# Samsung Android driver - WI-FI Tab GT-P7510MAVXAB32G for Win XP



## vonsin (Oct 20, 2011)

Hi,

I have a WI-FI Samsung Android GT-P7510 tablet that windows XP operating system is not recognizing.

I downloaded a driver from the Samsung website. However it is for mobile phones. I installed Kies and that did not resolve the issue either. The tab was also reset to factory settings. 

I tried to troubleshoot when the message USB device is not recognized pops up. It indicated no driver is installed for this device.

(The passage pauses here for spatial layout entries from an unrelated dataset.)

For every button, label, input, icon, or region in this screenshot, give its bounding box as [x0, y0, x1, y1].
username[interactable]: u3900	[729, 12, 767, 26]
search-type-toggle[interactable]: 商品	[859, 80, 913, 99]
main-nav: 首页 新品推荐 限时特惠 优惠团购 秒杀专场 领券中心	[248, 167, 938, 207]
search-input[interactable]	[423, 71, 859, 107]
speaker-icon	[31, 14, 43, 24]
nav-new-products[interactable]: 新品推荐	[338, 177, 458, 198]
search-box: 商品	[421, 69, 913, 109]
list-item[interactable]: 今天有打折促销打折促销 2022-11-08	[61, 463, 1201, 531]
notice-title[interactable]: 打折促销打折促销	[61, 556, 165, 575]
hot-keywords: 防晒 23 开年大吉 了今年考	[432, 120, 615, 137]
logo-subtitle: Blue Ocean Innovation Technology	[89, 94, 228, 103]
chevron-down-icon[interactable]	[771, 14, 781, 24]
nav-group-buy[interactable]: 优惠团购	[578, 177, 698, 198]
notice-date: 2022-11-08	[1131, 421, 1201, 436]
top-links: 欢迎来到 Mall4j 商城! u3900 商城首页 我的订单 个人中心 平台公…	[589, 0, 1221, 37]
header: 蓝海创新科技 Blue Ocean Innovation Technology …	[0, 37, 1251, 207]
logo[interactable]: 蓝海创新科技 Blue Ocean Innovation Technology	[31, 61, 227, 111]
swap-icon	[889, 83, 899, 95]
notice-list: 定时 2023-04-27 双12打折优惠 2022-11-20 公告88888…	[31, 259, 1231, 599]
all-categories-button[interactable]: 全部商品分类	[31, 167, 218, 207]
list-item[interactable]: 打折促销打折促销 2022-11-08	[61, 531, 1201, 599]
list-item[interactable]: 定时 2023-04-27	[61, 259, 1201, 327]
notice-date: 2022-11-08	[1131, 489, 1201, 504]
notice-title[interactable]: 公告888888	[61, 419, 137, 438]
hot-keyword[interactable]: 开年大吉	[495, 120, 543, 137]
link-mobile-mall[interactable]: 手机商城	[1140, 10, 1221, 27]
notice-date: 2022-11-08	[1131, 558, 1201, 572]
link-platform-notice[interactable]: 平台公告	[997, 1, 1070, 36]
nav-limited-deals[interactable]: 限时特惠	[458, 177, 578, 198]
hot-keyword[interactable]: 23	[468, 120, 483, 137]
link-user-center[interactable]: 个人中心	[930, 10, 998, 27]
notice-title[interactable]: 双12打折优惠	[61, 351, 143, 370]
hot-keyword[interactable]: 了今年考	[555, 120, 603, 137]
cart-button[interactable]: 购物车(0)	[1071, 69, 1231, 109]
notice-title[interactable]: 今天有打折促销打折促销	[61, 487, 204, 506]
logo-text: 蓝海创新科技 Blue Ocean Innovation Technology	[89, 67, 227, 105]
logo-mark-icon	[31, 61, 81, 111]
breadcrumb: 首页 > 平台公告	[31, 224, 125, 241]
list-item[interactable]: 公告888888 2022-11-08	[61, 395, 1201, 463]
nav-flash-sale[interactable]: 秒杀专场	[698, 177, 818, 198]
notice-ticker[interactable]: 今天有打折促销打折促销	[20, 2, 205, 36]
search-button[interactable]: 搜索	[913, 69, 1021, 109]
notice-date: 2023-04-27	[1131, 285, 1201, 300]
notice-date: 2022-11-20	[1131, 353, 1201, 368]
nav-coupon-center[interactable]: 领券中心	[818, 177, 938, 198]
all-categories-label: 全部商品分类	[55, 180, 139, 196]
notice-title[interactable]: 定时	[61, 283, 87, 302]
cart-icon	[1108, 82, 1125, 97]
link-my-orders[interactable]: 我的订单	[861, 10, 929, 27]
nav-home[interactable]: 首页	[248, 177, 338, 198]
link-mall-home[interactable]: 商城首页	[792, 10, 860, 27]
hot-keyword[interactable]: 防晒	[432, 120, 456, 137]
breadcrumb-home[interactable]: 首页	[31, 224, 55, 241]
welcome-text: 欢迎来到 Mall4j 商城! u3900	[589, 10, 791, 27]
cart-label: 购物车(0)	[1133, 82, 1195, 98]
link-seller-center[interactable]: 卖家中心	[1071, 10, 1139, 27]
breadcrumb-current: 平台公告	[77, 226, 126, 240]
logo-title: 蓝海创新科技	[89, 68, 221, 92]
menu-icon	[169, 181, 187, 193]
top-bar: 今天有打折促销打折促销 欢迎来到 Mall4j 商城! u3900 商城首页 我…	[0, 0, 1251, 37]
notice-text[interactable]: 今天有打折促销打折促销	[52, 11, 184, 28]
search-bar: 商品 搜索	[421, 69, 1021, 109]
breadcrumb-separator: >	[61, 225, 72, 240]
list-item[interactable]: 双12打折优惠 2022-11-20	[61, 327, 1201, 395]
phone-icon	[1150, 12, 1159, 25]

Any assistance to get the correct driver would be appreciated. Thank you!


----------



## spunk.funk (May 13, 2010)

Try this: Download Samsung Galaxy Tab Windows Drivers! | Android Drivers!


----------



## vonsin (Oct 20, 2011)

Hi,

I had done some reasearch on line prior to posting. I installed the Driver Manager. However it required a key. So I uninstalled it.


----------



## spunk.funk (May 13, 2010)

my bad, try this one: [update]Samsung Galaxy Tab USB Driver


----------



## vonsin (Oct 20, 2011)

Hi,

This is what link second you sent relates to - 7-Zip is a highly efficent compression tool (zipping) that allows you to shrink files and folders on your computer for easier transfer or storage. It integrates with Windows XP, Windows Vista, and Windows 7 natively, so you will be able to easily compress your files or uncompress files your friends send you.


----------



## spunk.funk (May 13, 2010)

I'm not sure what you are clicking on, but this is the driver link that is in the page I sent you. Download Samsung Galaxy Tab USB Driver


----------



## vonsin (Oct 20, 2011)

Hi, unfortunately the links within the link provided relate to samsung phones - which I already tried. There is another link that relates to the 7zip.


----------



## spunk.funk (May 13, 2010)

Moving to the Android forum for better results.


----------



## vonsin (Oct 20, 2011)

Hi,

This link - Download Samsung Galaxy Tab USB Driver . Is good. I had installed this driver prior to posting as well. And uninstalled it. Although the driver was installed again. I still get the error no driver is installed for this device. Alos this is a mobile phone driver. Is this driver suppose to work with the 10.1 tablet as well? 

I hooked this device up to my laptop running Win 7. It initally went to win update website to get the correct driver. And it works as it should. Not sure why the issue is with Win XP. 

I also posted to the Android forum. Ths same link was provided. Any additional assistance would be highly appreciated. Thank you!


----------